NextFin News - In a historic realignment of the American corporate hierarchy, Amazon has officially surpassed Walmart to become the largest company in the United States by revenue. According to the latest financial filings and Fortune’s updated rankings released on February 19, 2026, Amazon reported a staggering $716.9 billion in annual revenue for the 2025 fiscal year. This figure narrowly eclipsed Walmart’s $713.2 billion, effectively ending the Bentonville-based retailer’s 13-year consecutive run at the top of the Fortune 500 list.
The transition occurred as Walmart issued its fourth-quarter 2025 earnings report on Thursday in Rogers, Arkansas. Despite a robust 4.7% year-over-year growth—a performance that U.S. President Trump’s economic advisors noted as a sign of resilient consumer spending—Walmart could not keep pace with Amazon’s diversified growth engine. While Walmart has held the number one spot for 21 of the last 24 years, the momentum has favored Seattle for nearly a decade. Between 2018 and 2025, Amazon expanded at roughly three times the cumulative growth rate of its rival, fueled by a combination of e-commerce dominance, cloud computing, and a rapidly scaling advertising business.
The leadership transition at Walmart also marked a turning point. Earlier this year, John Furner, 51, succeeded Doug McMillon as CEO. Under McMillon, Walmart aggressively pivoted toward a "tech-first" strategy, including high-profile AI partnerships with OpenAI and Alphabet. However, as Furner takes the helm, the company faces a "K-shaped" economic reality where gains in market share from high-income households are offset by restraint among lower-income shoppers. In contrast, Amazon CEO Andy Jassy has overseen a period where non-retail segments, particularly Amazon Web Services (AWS), have provided the high-margin capital necessary to subsidize aggressive logistics expansion.
Analyzing the causes of this shift reveals that Amazon is no longer merely a retailer. According to Modern Retail, AWS generated approximately $128.7 billion in 2025, providing the operating income required to weather the thin margins of global shipping. Furthermore, Amazon’s advertising unit has become a juggernaut, surpassing $68 billion in annual revenue—more than ten times the size of Walmart’s nascent Connect ad business.
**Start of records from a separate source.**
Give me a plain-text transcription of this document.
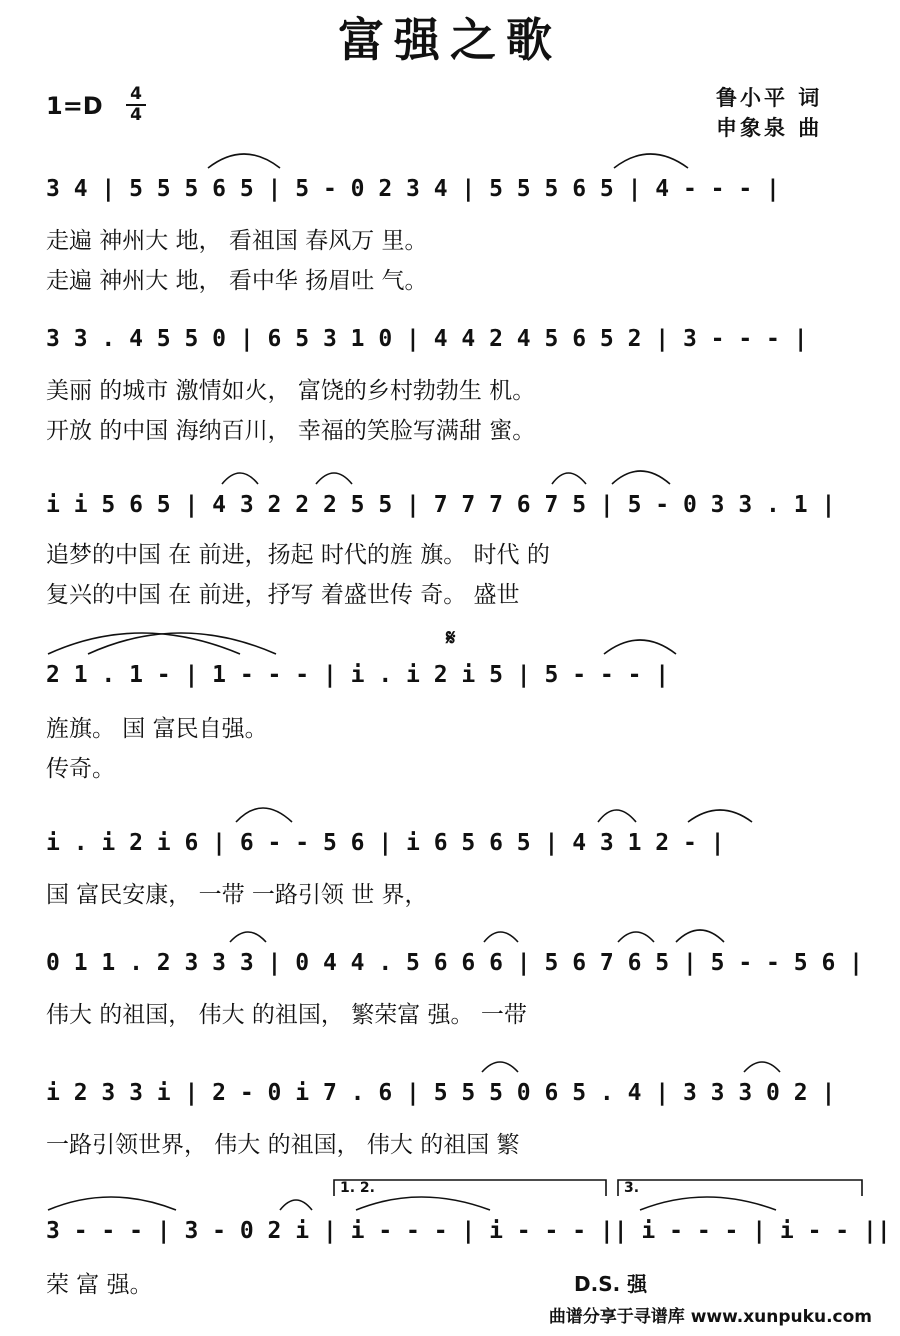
富强之歌
1=D 4
4
鲁小平 词
申象泉 曲
3 4 | 5 5 5 6 5 | 5 - 0 2 3 4 | 5 5 5 6 5 | 4 - - - |
走遍 神州大 地， 看祖国 春风万 里。
走遍 神州大 地， 看中华 扬眉吐 气。
3 3 . 4 5 5 0 | 6 5 3 1 0 | 4 4 2 4 5 6 5 2 | 3 - - - |
美丽 的城市 激情如火， 富饶的乡村勃勃生 机。
开放 的中国 海纳百川， 幸福的笑脸写满甜 蜜。
i i 5 6 5 | 4 3 2 2 2 5 5 | 7 7 7 6 7 5 | 5 - 0 3 3 . 1 |
追梦的中国 在 前进，扬起 时代的旌 旗。 时代 的
复兴的中国 在 前进，抒写 着盛世传 奇。 盛世
𝄋
2 1 . 1 - | 1 - - - | i . i 2 i 5 | 5 - - - |
旌旗。 国 富民自强。
传奇。
i . i 2 i 6 | 6 - - 5 6 | i 6 5 6 5 | 4 3 1 2 - |
国 富民安康， 一带 一路引领 世 界，
0 1 1 . 2 3 3 3 | 0 4 4 . 5 6 6 6 | 5 6 7 6 5 | 5 - - 5 6 |
伟大 的祖国， 伟大 的祖国， 繁荣富 强。 一带
i 2 3 3 i | 2 - 0 i 7 . 6 | 5 5 5 0 6 5 . 4 | 3 3 3 0 2 |
一路引领世界， 伟大 的祖国， 伟大 的祖国 繁
1. 2.	3.
3 - - - | 3 - 0 2 i | i - - - | i - - - || i - - - | i - - ||
荣 富 强。	D.S. 强
曲谱分享于寻谱库 www.xunpuku.com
This multi-pronged revenue model allowed Amazon to capture 40% of all U.S. online retail spending while simultaneously becoming a critical infrastructure provider for the internet.
Walmart’s defense has centered on its undisputed crown in the grocery sector, which accounts for roughly 60% of its sales. According to data from Numerator, Walmart maintains a 21% share of the U.S. grocery market, while Amazon and its subsidiary Whole Foods Market hold less than 4% combined. However, Amazon is now aggressively targeting this final frontier. The company recently announced plans to open over 100 new Whole Foods locations and is testing "Amazon Now," a 30-minute delivery service for perishables in select markets. By mirroring Walmart’s big-box supercenter model in suburban areas like Chicago, Amazon is attempting to bridge the gap between digital convenience and physical necessity.
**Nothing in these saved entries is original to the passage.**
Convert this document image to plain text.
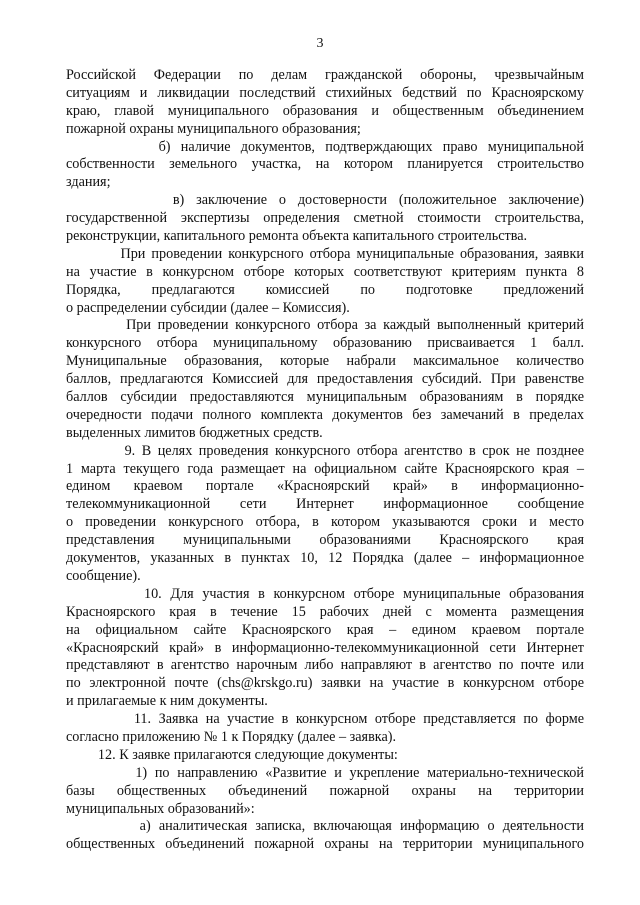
3
Российской Федерации по делам гражданской обороны, чрезвычайным
ситуациям и ликвидации последствий стихийных бедствий по Красноярскому
краю, главой муниципального образования и общественным объединением
пожарной охраны муниципального образования;
б) наличие документов, подтверждающих право муниципальной
собственности земельного участка, на котором планируется строительство
здания;
в) заключение о достоверности (положительное заключение)
государственной экспертизы определения сметной стоимости строительства,
реконструкции, капитального ремонта объекта капитального строительства.
При проведении конкурсного отбора муниципальные образования, заявки
на участие в конкурсном отборе которых соответствуют критериям пункта 8
Порядка, предлагаются комиссией по подготовке предложений
о распределении субсидии (далее – Комиссия).
При проведении конкурсного отбора за каждый выполненный критерий
конкурсного отбора муниципальному образованию присваивается 1 балл.
Муниципальные образования, которые набрали максимальное количество
баллов, предлагаются Комиссией для предоставления субсидий. При равенстве
баллов субсидии предоставляются муниципальным образованиям в порядке
очередности подачи полного комплекта документов без замечаний в пределах
выделенных лимитов бюджетных средств.
9. В целях проведения конкурсного отбора агентство в срок не позднее
1 марта текущего года размещает на официальном сайте Красноярского края –
едином краевом портале «Красноярский край» в информационно-
телекоммуникационной сети Интернет информационное сообщение
о проведении конкурсного отбора, в котором указываются сроки и место
представления муниципальными образованиями Красноярского края
документов, указанных в пунктах 10, 12 Порядка (далее – информационное
сообщение).
10. Для участия в конкурсном отборе муниципальные образования
Красноярского края в течение 15 рабочих дней с момента размещения
на официальном сайте Красноярского края – едином краевом портале
«Красноярский край» в информационно-телекоммуникационной сети Интернет
представляют в агентство нарочным либо направляют в агентство по почте или
по электронной почте (chs@krskgo.ru) заявки на участие в конкурсном отборе
и прилагаемые к ним документы.
11. Заявка на участие в конкурсном отборе представляется по форме
согласно приложению № 1 к Порядку (далее – заявка).
12. К заявке прилагаются следующие документы:
1) по направлению «Развитие и укрепление материально-технической
базы общественных объединений пожарной охраны на территории
муниципальных образований»:
а) аналитическая записка, включающая информацию о деятельности
общественных объединений пожарной охраны на территории муниципального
The impact of this shift extends beyond simple rankings; it reflects a broader transformation in the global economy where data and services are more valuable than physical inventory turnover. Amazon’s projected capital expenditure of $200 billion for 2026—predominantly directed toward AI and AWS infrastructure—dwarfs the investment capacity of traditional retailers. This suggests that the gap between the two giants may widen further as AI-driven logistics and personalized advertising become the primary drivers of top-line growth.
Looking forward, the rivalry is expected to intensify in the realm of artificial intelligence. While Walmart has integrated ChatGPT and Gemini into its shopping apps to assist customers, Amazon is building the underlying LLM (Large Language Model) infrastructure that other businesses rely on. The future of the Fortune 500 will likely be defined by which company can best integrate the "last mile" of physical delivery with the "first mile" of predictive AI. For now, the era of the big-box store as the undisputed king of commerce has ended, replaced by the era of the integrated digital ecosystem.